State v. Lail

ARNOLD, Judge.

Defendant’s argument that hearsay testimony was admitted is without merit. None of the testimony which defendant challenges under this assignment of error falls within the definition of hearsay, that is, an assertion of a person other than the witness which is offered to prove the truth of the matter asserted. 1 Stansbury’s N.C. Evidence § 138 (Brandis rev. 1973). Two of the challenged statements are testimony as to what the witness told the defendant, the third is not an assertion, and the fourth is not offered to prove the truth of the matter asserted but merely to prove that a statement was made.

Defendant contends that the court improperly admitted into evidence testimony about the search of defendant’s vehicle which revealed the pistol. He would have us find that the warrantless search was unreasonable. However, our Supreme Court has indicated that “[i]n recognition of the mobility of automobiles, a search of an automobile without a warrant is constitutionally permissible if there is probable cause to make the search.” State v. Ratliff, 281 N.C. 397, 403, 189 S.E. 2d 179, 182 (1972) (emphasis in original). And there is ample evidentiary support here for the trial court’s conclusion that probable cause existed. Jones told OF ficer Sprott that he took part in the break-in, and that he gave the pistol he stole to defendant, who put it in his trousers. A pat-*181down of defendant revealed no weapon, but in response to Sprott’s question defendant pointed out his vehicle "fifteen to twenty feet from where he was at that point.” These facts are sufficient to give the officers probable cause to believe that their search of the vehicle would reveal “ ‘the instrumentality of a crime or evidence pertaining to a crime.’ ” Id. at 403, 189 S.E. 2d at 183, quoting Dyke v. Taylor Implement Mfg. Co., 391 U.S. 216, 20 L.Ed. 2d 538, 88 S.Ct. 1472 (1968).

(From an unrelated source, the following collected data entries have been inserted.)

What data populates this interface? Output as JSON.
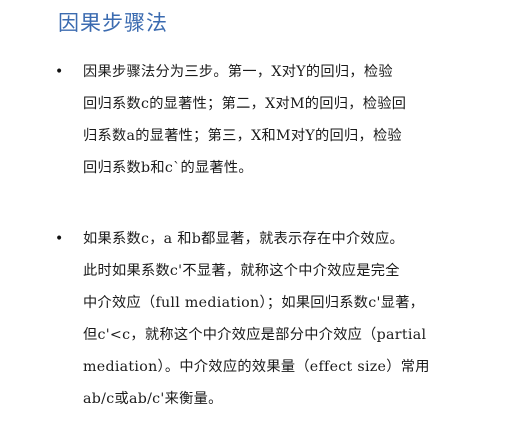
{
  "slide": {
    "title": "因果步骤法",
    "bullet_symbol": "•",
    "bullets": [
      {
        "lines": [
          "因果步骤法分为三步。第一，X对Y的回归，检验",
          "回归系数c的显著性；第二，X对M的回归，检验回",
          "归系数a的显著性；第三，X和M对Y的回归，检验",
          "回归系数b和c`的显著性。"
        ]
      },
      {
        "lines": [
          "如果系数c，a 和b都显著，就表示存在中介效应。",
          "此时如果系数c'不显著，就称这个中介效应是完全",
          "中介效应（full mediation）；如果回归系数c'显著，",
          "但c'<c，就称这个中介效应是部分中介效应（partial",
          "mediation）。中介效应的效果量（effect size）常用",
          "ab/c或ab/c'来衡量。"
        ]
      }
    ]
  }
}
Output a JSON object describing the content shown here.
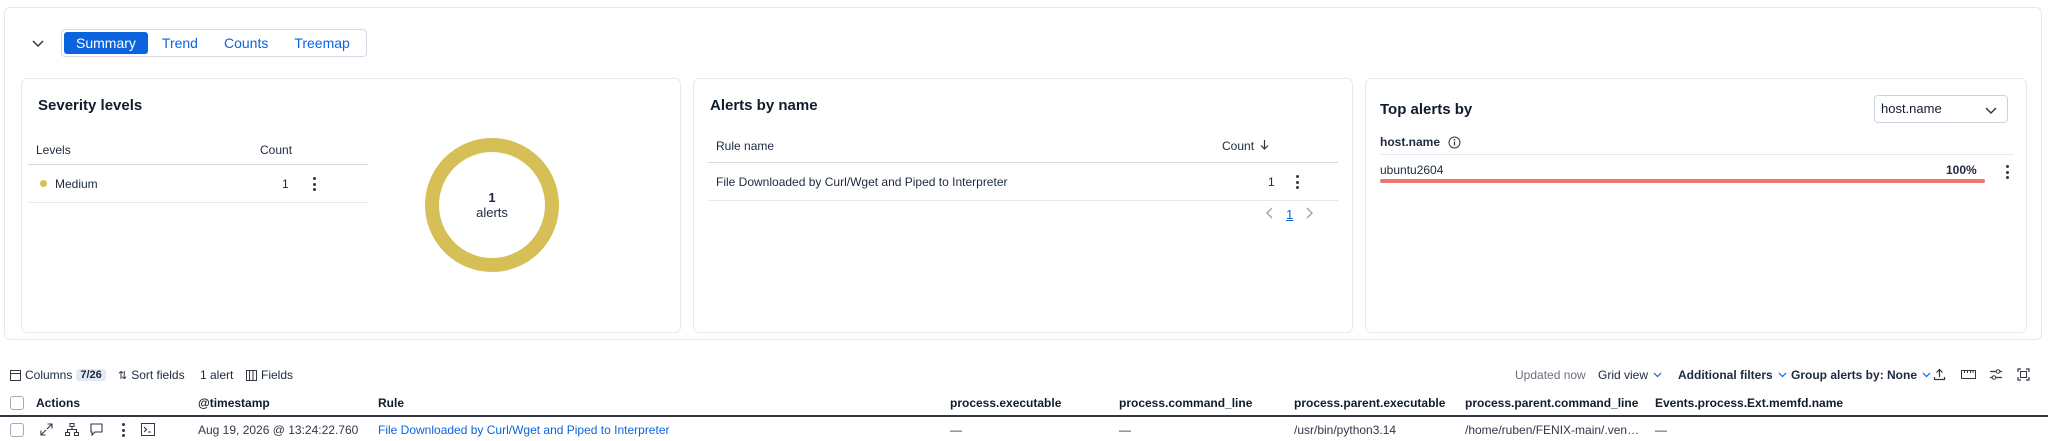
{
  "tabs": [
    "Summary",
    "Trend",
    "Counts",
    "Treemap"
  ],
  "severity": {
    "title": "Severity levels",
    "col_levels": "Levels",
    "col_count": "Count",
    "rows": [
      {
        "level": "Medium",
        "count": "1",
        "color": "#d6bf57"
      }
    ],
    "donut_count": "1",
    "donut_unit": "alerts",
    "donut_color": "#d6bf57"
  },
  "alerts_by_name": {
    "title": "Alerts by name",
    "col_rule": "Rule name",
    "col_count": "Count",
    "rows": [
      {
        "name": "File Downloaded by Curl/Wget and Piped to Interpreter",
        "count": "1"
      }
    ],
    "page": "1"
  },
  "top_alerts": {
    "title": "Top alerts by",
    "select_value": "host.name",
    "field_label": "host.name",
    "rows": [
      {
        "name": "ubuntu2604",
        "percent_label": "100%",
        "fraction": 1.0,
        "color": "#f0766d"
      }
    ]
  },
  "toolbar": {
    "columns_label": "Columns",
    "columns_badge": "7/26",
    "sort_label": "Sort fields",
    "alert_count": "1 alert",
    "fields_label": "Fields",
    "updated": "Updated now",
    "grid_view": "Grid view",
    "additional_filters": "Additional filters",
    "group_alerts": "Group alerts by: None"
  },
  "grid": {
    "headers": [
      "Actions",
      "@timestamp",
      "Rule",
      "process.executable",
      "process.command_line",
      "process.parent.executable",
      "process.parent.command_line",
      "Events.process.Ext.memfd.name"
    ],
    "row": {
      "timestamp": "Aug 19, 2026 @ 13:24:22.760",
      "rule": "File Downloaded by Curl/Wget and Piped to Interpreter",
      "executable": "—",
      "command_line": "—",
      "parent_executable": "/usr/bin/python3.14",
      "parent_command_line": "/home/ruben/FENIX-main/.venv/b...",
      "memfd_name": "—"
    }
  },
  "colors": {
    "accent": "#0b64dd",
    "text": "#1d2a3e"
  }
}
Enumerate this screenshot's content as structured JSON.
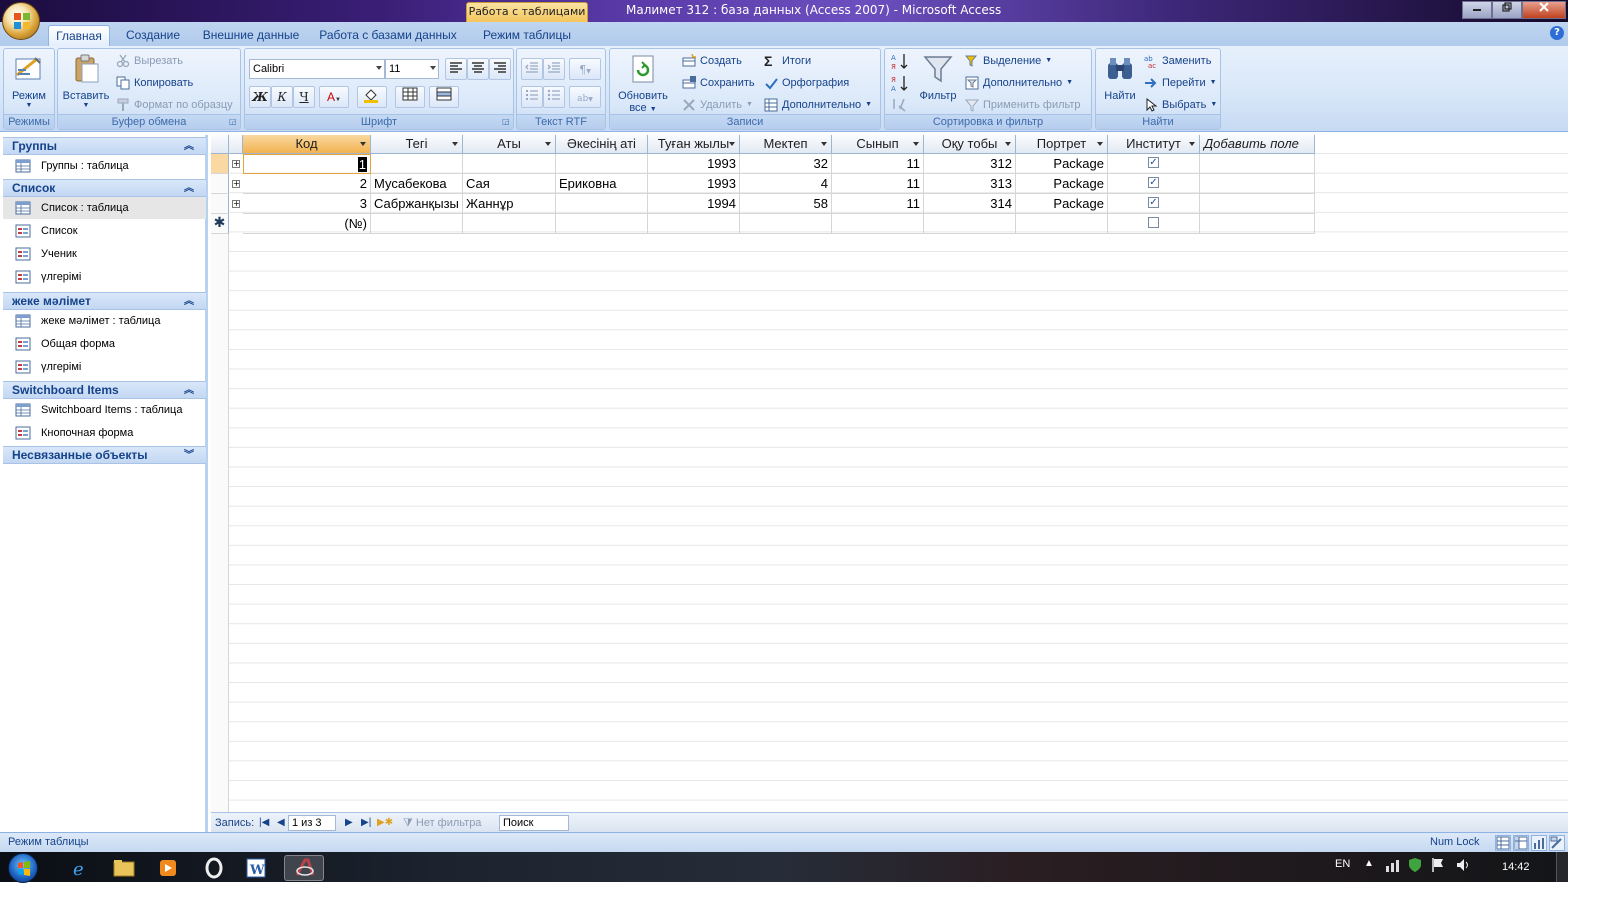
{
  "window": {
    "context_tab": "Работа с таблицами",
    "title": "Малимет 312 : база данных (Access 2007) - Microsoft Access",
    "minimize": "0",
    "restore": "1",
    "close": "r",
    "help": "?"
  },
  "tabs": [
    "Главная",
    "Создание",
    "Внешние данные",
    "Работа с базами данных",
    "Режим таблицы"
  ],
  "ribbon": {
    "modes": {
      "view_label": "Режим",
      "group": "Режимы"
    },
    "clipboard": {
      "paste_label": "Вставить",
      "cut": "Вырезать",
      "copy": "Копировать",
      "format_painter": "Формат по образцу",
      "group": "Буфер обмена"
    },
    "font": {
      "font_name": "Calibri",
      "font_size": "11",
      "bold": "Ж",
      "italic": "К",
      "underline": "Ч",
      "font_color": "A",
      "group": "Шрифт"
    },
    "rtf": {
      "group": "Текст RTF"
    },
    "records": {
      "refresh_label_1": "Обновить",
      "refresh_label_2": "все",
      "new": "Создать",
      "save": "Сохранить",
      "delete": "Удалить",
      "totals": "Итоги",
      "spelling": "Орфография",
      "more": "Дополнительно",
      "group": "Записи"
    },
    "sort_filter": {
      "filter_label": "Фильтр",
      "selection": "Выделение",
      "advanced": "Дополнительно",
      "apply_filter": "Применить фильтр",
      "group": "Сортировка и фильтр"
    },
    "find": {
      "find_label": "Найти",
      "replace": "Заменить",
      "goto": "Перейти",
      "select": "Выбрать",
      "group": "Найти"
    }
  },
  "nav": {
    "groups": [
      {
        "title": "Группы",
        "items": [
          {
            "label": "Группы : таблица",
            "type": "table"
          }
        ]
      },
      {
        "title": "Список",
        "items": [
          {
            "label": "Список : таблица",
            "type": "table",
            "selected": true
          },
          {
            "label": "Список",
            "type": "form"
          },
          {
            "label": "Ученик",
            "type": "form"
          },
          {
            "label": "үлгерімі",
            "type": "form"
          }
        ]
      },
      {
        "title": "жеке мәлімет",
        "items": [
          {
            "label": "жеке мәлімет : таблица",
            "type": "table"
          },
          {
            "label": "Общая форма",
            "type": "form"
          },
          {
            "label": "үлгерімі",
            "type": "form"
          }
        ]
      },
      {
        "title": "Switchboard Items",
        "items": [
          {
            "label": "Switchboard Items : таблица",
            "type": "table"
          },
          {
            "label": "Кнопочная форма",
            "type": "form"
          }
        ]
      },
      {
        "title": "Несвязанные объекты",
        "items": []
      }
    ]
  },
  "table": {
    "columns": [
      "Код",
      "Тегі",
      "Аты",
      "Әкесінің аті",
      "Туған жылы",
      "Мектеп",
      "Сынып",
      "Оқу тобы",
      "Портрет",
      "Институт",
      "Добавить поле"
    ],
    "rows": [
      {
        "code": "1",
        "surname": "",
        "name": "",
        "patronymic": "",
        "birth_year": "1993",
        "school": "32",
        "grade": "11",
        "study_group": "312",
        "portrait": "Package",
        "institute": true
      },
      {
        "code": "2",
        "surname": "Мусабекова",
        "name": "Сая",
        "patronymic": "Ериковна",
        "birth_year": "1993",
        "school": "4",
        "grade": "11",
        "study_group": "313",
        "portrait": "Package",
        "institute": true
      },
      {
        "code": "3",
        "surname": "Сабржанқызы",
        "name": "Жаннұр",
        "patronymic": "",
        "birth_year": "1994",
        "school": "58",
        "grade": "11",
        "study_group": "314",
        "portrait": "Package",
        "institute": true
      }
    ],
    "new_row_code": "(№)"
  },
  "record_nav": {
    "label": "Запись:",
    "position": "1 из 3",
    "filter_status": "Нет фильтра",
    "search": "Поиск"
  },
  "status": {
    "mode": "Режим таблицы",
    "numlock": "Num Lock"
  },
  "taskbar": {
    "lang": "EN",
    "clock": "14:42"
  },
  "colors": {
    "accent": "#15428b",
    "selected_header": "#f2b350",
    "ribbon_bg": "#d7e6f8"
  }
}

Nor does the fact that a number of officers were on the scene and, as defendant argues, “one or more of the officers could . . . have remained with the defendant’s vehicle while one or more of the officers left the scene to secure a search warrant” affect this result. “If there is probable cause to search an automobile, the officer may either seize and hold the vehicle before presenting the probable cause issue to a magistrate, or he may carry out an immediate search without a warrant.” State v. Ratliff, supra at 403, 189 S.E. 2d at 183.

David Jones was allowed to testify about the statement he gave Officer Sprott after he was taken into custody, and the jury was instructed that the statement was offered only as corroboration of Jones’ other testimony. Defendant argues that it was improper to admit corroborative testimony, since the witness had not been impeached. However, in North Carolina the scope of impeachment as a prerequisite to corroboration is extremely broad, see 1 Stansbury’s N.C. Evidence § 50 (Brandis rev. 1973), and recent cases ignore the requirement of impeachment altogether. E.g. State v. Fields, 10 N.C. App. 105, 177 S.E. 2d 724 (1970).

Moreover, we find no prejudice to defendant from the admission of the challenged testimony. Only one of the witness’s answers referred to defendant (“I told him that I sold [the pistol] to [defendant]”), and this evidence had already been admitted. Asked “[A]nd did you tell him anything about what if anything you all told [defendant] about where the gun came from?” Jones answered only, “I don’t believe so — not at the time.” We find no prejudicial error in the admission of the corroboration.

We have considered defendant’s other assignments of error, and we find that they are without merit.

*182No error.

Chief Judge MORRIS and Judge CLARK concur.